The fundamental cornerstone of any planning regime in a democracy is transparency, public control and oversight, which will all be seriously compromised by the DAF proposal. Privatisation of the permit decision process for major proposals will be unregulated (as with the new “pre-certification” process) because to do otherwise would create more layers of bureaucracy than it would save.

DAF panels (unelected) would also make decisions partly on “technically excellent criteria” which can be subjective and may vary in different situations and over time (eg, the improved Rescode “north-facing windows” guideline).


As in most developed countries that protect their cultural and built heritage, local planning policies should be mandatory (heritage, built form and other overlays, etc). Councils spend a lot of effort developing these controls in conjunction with their local community, which is all wasted if they can be ignored at VCAT. Basic Rescode amenity standards are minima anyway and should also be mandatory to safeguard basic living and housing conditions. This won’t adversely affect most developers who already comply with these standards.

Secondly, VCAT should be restricted to assessing council process rather than re-hearing assessment applications. This would force Councils to improve their processes. Amended plans should not be permissible – this just encourages ambit claims. These changes would force developers to get it right first time and not waste taxpayers’ time and money coping with applications that don’t quite meet site limitations or local and state planning policies.

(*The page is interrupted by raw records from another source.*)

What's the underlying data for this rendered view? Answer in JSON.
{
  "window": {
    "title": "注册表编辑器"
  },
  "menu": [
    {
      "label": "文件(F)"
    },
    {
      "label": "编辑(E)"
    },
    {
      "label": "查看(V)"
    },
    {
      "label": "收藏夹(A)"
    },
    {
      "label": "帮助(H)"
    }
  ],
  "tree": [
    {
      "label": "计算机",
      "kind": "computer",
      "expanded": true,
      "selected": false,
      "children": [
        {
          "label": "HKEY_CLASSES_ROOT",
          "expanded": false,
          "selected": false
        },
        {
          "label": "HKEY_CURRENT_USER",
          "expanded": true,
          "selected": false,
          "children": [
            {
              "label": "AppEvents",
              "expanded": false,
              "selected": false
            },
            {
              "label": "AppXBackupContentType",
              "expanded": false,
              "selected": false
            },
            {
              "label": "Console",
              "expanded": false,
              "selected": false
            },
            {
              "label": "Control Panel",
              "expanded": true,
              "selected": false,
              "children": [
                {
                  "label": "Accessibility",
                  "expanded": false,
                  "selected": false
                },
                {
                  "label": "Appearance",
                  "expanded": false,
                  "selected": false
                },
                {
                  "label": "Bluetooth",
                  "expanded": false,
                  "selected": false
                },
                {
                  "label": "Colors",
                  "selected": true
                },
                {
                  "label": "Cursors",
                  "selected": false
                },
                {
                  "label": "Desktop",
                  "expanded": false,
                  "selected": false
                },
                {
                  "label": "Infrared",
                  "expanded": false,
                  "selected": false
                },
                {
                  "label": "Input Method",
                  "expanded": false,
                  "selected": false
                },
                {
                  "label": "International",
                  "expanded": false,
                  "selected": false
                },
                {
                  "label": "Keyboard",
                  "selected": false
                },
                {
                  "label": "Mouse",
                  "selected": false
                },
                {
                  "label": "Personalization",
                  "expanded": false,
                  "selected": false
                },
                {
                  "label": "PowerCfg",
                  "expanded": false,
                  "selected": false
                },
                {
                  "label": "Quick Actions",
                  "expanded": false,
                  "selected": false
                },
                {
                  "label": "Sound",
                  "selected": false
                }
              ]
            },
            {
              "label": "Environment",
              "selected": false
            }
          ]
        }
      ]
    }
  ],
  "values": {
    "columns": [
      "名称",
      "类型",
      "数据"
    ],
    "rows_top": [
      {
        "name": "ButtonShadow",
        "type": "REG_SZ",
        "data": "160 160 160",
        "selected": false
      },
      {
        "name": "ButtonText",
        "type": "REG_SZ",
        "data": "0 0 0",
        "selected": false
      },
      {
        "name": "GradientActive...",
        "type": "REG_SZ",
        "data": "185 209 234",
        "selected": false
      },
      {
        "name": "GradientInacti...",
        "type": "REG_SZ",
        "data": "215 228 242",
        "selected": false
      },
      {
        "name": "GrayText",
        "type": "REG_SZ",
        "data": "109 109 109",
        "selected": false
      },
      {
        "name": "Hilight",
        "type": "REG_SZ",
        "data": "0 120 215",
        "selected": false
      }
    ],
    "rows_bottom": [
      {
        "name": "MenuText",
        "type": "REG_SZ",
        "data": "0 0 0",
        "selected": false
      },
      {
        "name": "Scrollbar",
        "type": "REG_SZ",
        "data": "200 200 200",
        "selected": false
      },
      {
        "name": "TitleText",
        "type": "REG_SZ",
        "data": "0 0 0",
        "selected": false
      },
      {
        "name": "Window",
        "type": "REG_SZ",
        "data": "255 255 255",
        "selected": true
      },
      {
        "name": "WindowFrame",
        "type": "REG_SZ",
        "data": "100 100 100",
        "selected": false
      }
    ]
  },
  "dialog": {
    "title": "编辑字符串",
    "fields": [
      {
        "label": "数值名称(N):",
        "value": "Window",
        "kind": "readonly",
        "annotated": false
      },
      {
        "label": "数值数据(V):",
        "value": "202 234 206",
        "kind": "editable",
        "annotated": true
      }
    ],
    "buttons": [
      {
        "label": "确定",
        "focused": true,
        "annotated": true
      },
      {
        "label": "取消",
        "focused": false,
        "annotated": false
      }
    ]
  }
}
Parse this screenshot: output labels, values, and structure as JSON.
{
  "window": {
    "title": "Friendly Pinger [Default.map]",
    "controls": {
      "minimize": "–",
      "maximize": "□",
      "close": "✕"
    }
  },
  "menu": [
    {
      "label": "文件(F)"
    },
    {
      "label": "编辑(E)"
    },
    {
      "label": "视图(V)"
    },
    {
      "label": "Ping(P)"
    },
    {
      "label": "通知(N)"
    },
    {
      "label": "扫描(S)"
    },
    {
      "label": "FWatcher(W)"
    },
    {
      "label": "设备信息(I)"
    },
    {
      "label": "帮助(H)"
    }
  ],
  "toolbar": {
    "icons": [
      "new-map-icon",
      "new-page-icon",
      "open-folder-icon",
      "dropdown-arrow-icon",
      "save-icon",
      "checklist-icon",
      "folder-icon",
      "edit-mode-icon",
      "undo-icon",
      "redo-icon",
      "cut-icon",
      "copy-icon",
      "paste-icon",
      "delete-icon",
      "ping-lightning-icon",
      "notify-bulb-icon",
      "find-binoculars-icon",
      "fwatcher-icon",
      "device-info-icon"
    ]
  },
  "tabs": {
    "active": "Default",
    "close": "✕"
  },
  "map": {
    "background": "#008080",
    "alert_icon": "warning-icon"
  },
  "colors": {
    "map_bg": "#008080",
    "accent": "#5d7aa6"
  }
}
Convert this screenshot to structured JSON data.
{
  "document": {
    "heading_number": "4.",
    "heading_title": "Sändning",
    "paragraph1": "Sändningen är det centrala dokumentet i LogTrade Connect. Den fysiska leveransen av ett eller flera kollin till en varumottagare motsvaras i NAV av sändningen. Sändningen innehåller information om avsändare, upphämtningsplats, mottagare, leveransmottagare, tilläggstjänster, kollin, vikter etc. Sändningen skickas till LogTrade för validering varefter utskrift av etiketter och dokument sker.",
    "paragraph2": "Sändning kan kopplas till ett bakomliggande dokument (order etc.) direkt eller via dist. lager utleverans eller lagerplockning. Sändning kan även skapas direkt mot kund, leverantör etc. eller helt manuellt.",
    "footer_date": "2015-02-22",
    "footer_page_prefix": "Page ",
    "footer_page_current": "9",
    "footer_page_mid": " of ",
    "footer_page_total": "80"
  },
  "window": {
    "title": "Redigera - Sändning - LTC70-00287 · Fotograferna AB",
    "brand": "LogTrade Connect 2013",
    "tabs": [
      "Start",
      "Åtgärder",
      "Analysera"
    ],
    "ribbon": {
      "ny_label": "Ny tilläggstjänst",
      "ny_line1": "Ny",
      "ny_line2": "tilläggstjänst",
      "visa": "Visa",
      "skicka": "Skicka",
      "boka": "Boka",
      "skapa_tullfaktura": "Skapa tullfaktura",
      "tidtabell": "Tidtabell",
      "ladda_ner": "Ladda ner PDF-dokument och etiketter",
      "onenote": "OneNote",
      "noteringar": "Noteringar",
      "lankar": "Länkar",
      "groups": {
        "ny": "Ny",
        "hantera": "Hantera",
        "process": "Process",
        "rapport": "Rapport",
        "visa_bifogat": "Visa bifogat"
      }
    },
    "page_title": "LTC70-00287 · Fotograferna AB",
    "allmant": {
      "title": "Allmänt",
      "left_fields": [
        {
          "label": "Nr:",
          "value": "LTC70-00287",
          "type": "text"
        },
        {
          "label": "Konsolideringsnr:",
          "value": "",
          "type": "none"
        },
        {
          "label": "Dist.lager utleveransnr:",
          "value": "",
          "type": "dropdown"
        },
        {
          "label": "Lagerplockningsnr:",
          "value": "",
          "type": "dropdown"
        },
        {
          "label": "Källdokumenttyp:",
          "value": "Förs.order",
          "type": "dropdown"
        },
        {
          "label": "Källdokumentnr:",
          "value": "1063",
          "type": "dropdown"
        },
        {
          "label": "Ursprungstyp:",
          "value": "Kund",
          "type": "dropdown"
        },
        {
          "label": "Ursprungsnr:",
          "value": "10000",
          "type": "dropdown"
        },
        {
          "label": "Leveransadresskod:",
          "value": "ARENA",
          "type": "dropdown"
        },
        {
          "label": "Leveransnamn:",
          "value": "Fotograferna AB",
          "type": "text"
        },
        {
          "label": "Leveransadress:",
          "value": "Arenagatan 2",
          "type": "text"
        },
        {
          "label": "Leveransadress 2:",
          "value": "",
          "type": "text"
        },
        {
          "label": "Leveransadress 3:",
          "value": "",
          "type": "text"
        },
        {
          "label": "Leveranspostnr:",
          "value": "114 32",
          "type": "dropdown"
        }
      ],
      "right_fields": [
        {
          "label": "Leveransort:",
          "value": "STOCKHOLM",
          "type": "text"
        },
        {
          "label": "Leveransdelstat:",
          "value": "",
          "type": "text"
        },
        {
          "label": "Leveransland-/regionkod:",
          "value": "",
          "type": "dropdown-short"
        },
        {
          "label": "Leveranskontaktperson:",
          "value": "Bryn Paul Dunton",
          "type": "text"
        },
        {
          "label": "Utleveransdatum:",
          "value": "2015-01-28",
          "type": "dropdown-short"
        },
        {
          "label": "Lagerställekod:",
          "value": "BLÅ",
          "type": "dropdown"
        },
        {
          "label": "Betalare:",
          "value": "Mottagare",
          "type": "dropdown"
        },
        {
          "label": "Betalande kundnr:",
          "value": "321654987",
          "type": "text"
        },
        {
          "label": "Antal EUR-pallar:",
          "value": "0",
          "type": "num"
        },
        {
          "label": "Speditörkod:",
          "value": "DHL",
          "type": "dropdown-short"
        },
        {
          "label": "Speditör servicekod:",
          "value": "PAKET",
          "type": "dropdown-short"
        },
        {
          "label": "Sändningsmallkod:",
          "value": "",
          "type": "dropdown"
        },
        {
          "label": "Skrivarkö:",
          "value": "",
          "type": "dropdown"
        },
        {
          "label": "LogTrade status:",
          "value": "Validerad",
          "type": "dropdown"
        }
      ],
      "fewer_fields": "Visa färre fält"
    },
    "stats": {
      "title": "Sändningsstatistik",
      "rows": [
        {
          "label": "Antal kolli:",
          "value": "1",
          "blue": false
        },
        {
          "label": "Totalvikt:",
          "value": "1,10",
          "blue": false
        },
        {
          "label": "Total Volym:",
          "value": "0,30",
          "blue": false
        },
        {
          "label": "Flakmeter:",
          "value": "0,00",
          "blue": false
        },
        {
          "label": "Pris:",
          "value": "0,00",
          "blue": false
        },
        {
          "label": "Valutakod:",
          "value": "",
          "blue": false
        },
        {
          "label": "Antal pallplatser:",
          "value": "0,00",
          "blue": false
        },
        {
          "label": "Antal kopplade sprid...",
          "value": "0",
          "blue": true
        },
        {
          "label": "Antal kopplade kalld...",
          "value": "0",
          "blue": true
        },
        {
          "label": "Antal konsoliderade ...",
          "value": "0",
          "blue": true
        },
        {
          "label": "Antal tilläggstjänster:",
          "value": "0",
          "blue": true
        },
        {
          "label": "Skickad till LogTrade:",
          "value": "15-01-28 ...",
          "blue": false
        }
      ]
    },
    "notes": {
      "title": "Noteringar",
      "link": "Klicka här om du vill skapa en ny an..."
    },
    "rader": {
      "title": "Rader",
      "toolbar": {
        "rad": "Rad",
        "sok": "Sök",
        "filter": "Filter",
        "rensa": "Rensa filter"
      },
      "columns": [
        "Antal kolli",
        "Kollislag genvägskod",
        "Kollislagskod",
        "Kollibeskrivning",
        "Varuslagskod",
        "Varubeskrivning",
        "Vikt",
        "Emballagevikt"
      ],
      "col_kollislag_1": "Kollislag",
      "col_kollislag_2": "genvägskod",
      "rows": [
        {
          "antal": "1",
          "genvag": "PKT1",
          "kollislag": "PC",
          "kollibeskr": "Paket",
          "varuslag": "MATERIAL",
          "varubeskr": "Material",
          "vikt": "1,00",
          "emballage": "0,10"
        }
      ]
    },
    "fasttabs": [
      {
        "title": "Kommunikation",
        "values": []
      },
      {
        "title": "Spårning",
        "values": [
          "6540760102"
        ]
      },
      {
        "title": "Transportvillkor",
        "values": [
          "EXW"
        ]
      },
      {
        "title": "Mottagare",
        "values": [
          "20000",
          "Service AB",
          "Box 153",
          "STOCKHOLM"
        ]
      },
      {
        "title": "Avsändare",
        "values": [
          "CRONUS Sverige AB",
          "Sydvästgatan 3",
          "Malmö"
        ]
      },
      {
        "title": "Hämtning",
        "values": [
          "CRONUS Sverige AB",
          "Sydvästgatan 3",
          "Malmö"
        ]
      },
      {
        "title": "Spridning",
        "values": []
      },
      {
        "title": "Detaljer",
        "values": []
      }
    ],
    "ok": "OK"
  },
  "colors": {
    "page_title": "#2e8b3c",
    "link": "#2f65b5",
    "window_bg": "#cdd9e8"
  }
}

hese simple reforms, without any need for further policy development, would remove most ambit claims and speculative development from the system, freeing up Council time to consider and report on applications of merit. This would thus vastly improve VCAT congestion and Council approval times as well as decreasing the number of inappropriate planning applications and safeguarding the community from inappropriate development.

The Age Article (if it has been removed from their site) –
Councils may be stripped of permit power

* Royce Millar
July 18, 2007

LOCAL councils could be stripped of their power to approve or reject key development projects under a contentious scheme, now before the State Government, aimed at reducing costly delays.

Planning Minister Justin Madden has confirmed he is considering the model introduced by the South Australian Government, under which special panels dominated by unelected planning and design experts determine major planning applications.

The Australian Capital Territory and NSW are moving towards similar models proposed under a federal initiative known as the Development Assessment Forum.

Previous planning ministers Rob Hulls and Mary Delahunty baulked at reducing councillor planning powers, but Mr Madden — who is proving popular in development circles — is open to the idea.

“We are seeking more advice and information on the Development Assessment Forum system,” said Mr Madden, who was appointed Planning Minister in November.

While such a move would be strongly supported by industry groups including the Property Council and Planning Institute, it will be fought by councils and resident groups such as Save Our Suburbs.

“It is a denial of democracy,” Save Our Suburbs president Ian Quick said. “No matter how many problems we have with our local councils, we can at least vote them out.”

Property Council executive director Jennifer Cunich yesterday confirmed she had brought South Australian colleagues to Melbourne to help lobby Mr Madden.

South Australian councils initially opposed the system, implemented early this year, but now seem relaxed about it. “The early indication is that it’s working reasonably well,” Local Government Association of South Australia past president John Rich said. “There is now a more dispassionate look at the development process, which is good.”

But Municipal Association of Victoria president Dick Gross said last night there was no evidence that the South Australian model had reduced delays or costs. He said about 95 per cent of planning decisions were already made without the interference of elected councillors. And he believed communities wanted elected councillors to make decisions on the bigger, more sensitive projects.